Trata-se de um dia de diversão. Duas vezes por mês, elas se reúnem (sem os maridos) para uma tarde de receitas e bate papo. Problemas políticos e burocracia não entram na pauta. Os únicos homens que caminhavam pela sala, tinham um e três anos. Um deles era filho de uma moça do Irã. Quieta, ela só observava. De vez em quando, conversava em persa com as duas companheiras do Afeganistão. Ao notarem minha cara de perplexidade, elas me explicaram as semelhanças e diferenças entre o persa de cada região. Algo como o alemão na Suíça ou na Áustria. A Iraniana balbuciava poucas palavras na língua germânica. A Anne, que acompanha as reuniões, tentava marcar uma excursão para o próximo mês. Com olhar de interrogação, a afegã, segurando o filhinho no colo, perguntou o que era uma excursão. Depois de tudo esclarecido, elas traduziam em persa para a iraniana do jeito que dava.
Nessa altura do campeonato, Edilia já estava jogando seus pelmenis na água quente. Quando voltou à mesa cheia de farinha, uma das moças já tinha aberto a outra massa. Ela olhou, amassou tudo com as mãos, fez outra bola e começou a abrir a massa de novo. “Estava muito fina”, reclamou. Quando terminou, raspou as mãos umas nas outras, as bateu no avental, olhou pra mim e disse: “como você não é alemã?”. Atordoada porque eu tinha pele clara, ela ouvia uma das alemãs explicar a miscigenação do Brasil. “Mas você sabe sambar, então?”. Tive de decepcioná-la mais uma vez. “Eu sei, as mulheres (normais) não fazem isso, né?”. Como não entendi bem qual a definição de normal disse que não sabia bem. 

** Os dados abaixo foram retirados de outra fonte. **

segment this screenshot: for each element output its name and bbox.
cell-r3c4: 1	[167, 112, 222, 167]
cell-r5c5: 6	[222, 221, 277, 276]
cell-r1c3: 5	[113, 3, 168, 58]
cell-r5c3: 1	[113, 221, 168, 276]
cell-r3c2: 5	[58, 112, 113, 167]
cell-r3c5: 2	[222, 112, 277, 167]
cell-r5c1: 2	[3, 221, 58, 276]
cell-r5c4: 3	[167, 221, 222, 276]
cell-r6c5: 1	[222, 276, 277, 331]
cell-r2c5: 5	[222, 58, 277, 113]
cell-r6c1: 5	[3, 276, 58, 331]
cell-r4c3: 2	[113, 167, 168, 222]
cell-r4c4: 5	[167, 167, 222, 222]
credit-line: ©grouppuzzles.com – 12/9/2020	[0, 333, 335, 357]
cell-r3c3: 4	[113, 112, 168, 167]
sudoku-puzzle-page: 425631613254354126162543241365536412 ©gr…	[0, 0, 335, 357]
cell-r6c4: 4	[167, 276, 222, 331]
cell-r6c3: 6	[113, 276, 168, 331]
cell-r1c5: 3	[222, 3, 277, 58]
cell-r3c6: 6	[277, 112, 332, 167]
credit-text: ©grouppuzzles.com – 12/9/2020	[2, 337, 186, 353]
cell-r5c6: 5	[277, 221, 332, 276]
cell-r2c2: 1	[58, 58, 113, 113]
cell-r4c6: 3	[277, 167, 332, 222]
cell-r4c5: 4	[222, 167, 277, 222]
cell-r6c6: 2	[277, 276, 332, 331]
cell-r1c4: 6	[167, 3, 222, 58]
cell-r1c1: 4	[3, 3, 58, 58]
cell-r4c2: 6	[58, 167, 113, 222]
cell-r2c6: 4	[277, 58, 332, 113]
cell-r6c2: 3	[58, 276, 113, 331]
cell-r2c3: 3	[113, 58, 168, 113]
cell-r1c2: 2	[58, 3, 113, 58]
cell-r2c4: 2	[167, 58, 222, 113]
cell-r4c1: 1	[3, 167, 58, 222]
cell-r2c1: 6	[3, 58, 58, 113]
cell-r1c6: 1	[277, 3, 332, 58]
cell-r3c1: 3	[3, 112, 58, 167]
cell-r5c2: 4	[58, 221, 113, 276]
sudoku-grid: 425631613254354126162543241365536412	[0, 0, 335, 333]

Depois de todas se sentarem à mesa, com exceção de Edilia que não parava de limpar e cozinhar mais e mais, todas voltaram pra conversa. Mesmo de longe, a cozinheira oficial vinha à mesa dar alguns conselhos. “Você deveria ter mais um bebê”, disse a iraniana, que chacoalhava a cabeça em tom de negativa. “Esses garotos crescem, saem por aí com as mulheres, e não querem mais saber das mamas”, esclareceu a razão do conselho. Perto das 19h30, elas limparam tudo voando. Uma varria, a outra lavava as louças, outras embrulhavam os 50 quilos de comida que sobrara. Muitas delas não ficam fora de casa à noite. As quatros mulheres saíram então correndo, com sacolas e carrinhos de bebês em direção ao ponto de ônibus. Agora só no próximo mês.